TEXAS: Dem’s plans for energy industry, enthusiasm from Latinos key in state
Joe Biden is seeking to do what no Democrat has done since disco was at its height: win Texas.
Texas Democrats are justifiably energized, coming off a 2018 election cycle in which they flipped 14 seats in the Legislature and two in Congress and came within 3 percentage points of winning a U.S. Senate seat. And with voter registrations surging, both parties see that the electorate is changing fast in Texas.
“This election gives us the opportunity to turn Texas blue,” U.S. Rep. Sylvia Garcia, D-Houston, told Texas delegates to the Democratic National Convention during a Zoom call Wednesday morning. “Poll after poll
shows Texas is ripe for the taking.”
But the challenges for the Biden campaign in Texas are clear as he leaves the convention with a head of steam heading into the final 74 days until Election Day.
Climate change
Biden’s climate change proposals have never been as aggressive as those of other Democrats who ran for president such as Bernie Sanders and Elizabeth Warren. Still, Biden has declared that he wants to phase out fossil fuels for more clean energy alternatives.
That has opened a strong line of attack for President Donald Trump, who warns that Texas oil and gas workers will lose their jobs if Biden wins. In Midland last month, Trump made clear what his campaign’s No. 1 message will be in Texas.
“If they got in, you will have no more energy coming out of the great state of Texas,” Trump said.
While the Texas economy has undoubtedly diversified over the last 20 years, the oil and gas industry is still a dominant force. Last year, more than 428,000 Texans worked directly in the industry, according to the Texas Oil and Gas Association.
During the convention Wednesday night, Biden’s campaign signaled how he will try to thread the needle on climate change while also supporting energy workers. Though Biden declared that the campaign will push for clean energy programs, he did it by having a union worker from the International Brotherhood of Electrical Workers narrate a video outlining his climate change plan that emphasized that it would lead to good, high-paying union jobs in the energy sector.
“When I think about climate change, the word I think about is jobs,” Biden said.
Energizing Hispanic voters
Biden emerged from the Democratic primary in March with a problem with Latino voters, particularly in Texas.
While Biden won Texas, Sanders nearly pulled off an upset thanks to turnout among young Latino voters, a group Biden has been trying to fire up for his campaign. National polling showed in May that while Biden was winning Latinos over Trump, he was behind where Hillary Clinton was in appealing to those voters.

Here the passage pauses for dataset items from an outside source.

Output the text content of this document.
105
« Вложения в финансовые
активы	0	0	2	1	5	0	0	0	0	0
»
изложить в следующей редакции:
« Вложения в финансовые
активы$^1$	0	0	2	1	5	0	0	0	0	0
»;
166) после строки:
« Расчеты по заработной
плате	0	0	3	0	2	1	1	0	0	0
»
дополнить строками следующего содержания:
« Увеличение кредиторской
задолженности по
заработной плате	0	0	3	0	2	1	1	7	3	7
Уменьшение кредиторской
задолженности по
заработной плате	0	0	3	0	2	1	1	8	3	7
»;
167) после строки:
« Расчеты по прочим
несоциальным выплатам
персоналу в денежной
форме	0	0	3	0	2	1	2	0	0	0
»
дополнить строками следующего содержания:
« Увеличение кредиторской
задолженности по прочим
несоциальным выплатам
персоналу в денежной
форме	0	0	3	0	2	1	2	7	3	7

Biden has tried to address that with a slew of big hires in Texas that includes two Latinas who have been put in charge of his state operation. Rebecca Acuña, raised in Laredo, will be his Texas state director, and Jennifer Longoria, an Edinburg native, will be his deputy state director.
Biden’s paid for Spanish language ads, and his team is convinced that by the time November rolls around, he’ll be dominating with Latino voters over Trump.
Following O’Rourke
If Biden is going to flip Texas, he has to replicate, at least in part, what Beto O’Rourke was able to do during his 2018 U.S. Senate campaign.
O’Rourke prioritized visiting every Texas county, going to even traditionally red counties. While he still lost badly in the Panhandle and Northeast Texas, he pulled off stunning victories in counties all along Interstate 35, such as Hays and Williamson, that hadn’t voted for a statewide Democratic candidate since Ann Richards ran for governor. O’Rourke came close in Collin and Denton counties in North Texas.
O’Rourke came within 219,000 votes of winning the state. If Biden is going to get closer, he has to build numbers up in those regions beyond what O’Rourke did.
But Biden’s campaign has hesitated to commit too many financial resources in Texas.
The state, with 20 major media markets, is simply too expensive when compared with vying for other states such as Michigan, Wisconsin, Pennsylvania and even Florida — all considered closer to flipping to Biden than Texas.
That likely means he’s going to need to rely largely on a volunteer network and energy from Texas Democrats to make it happen.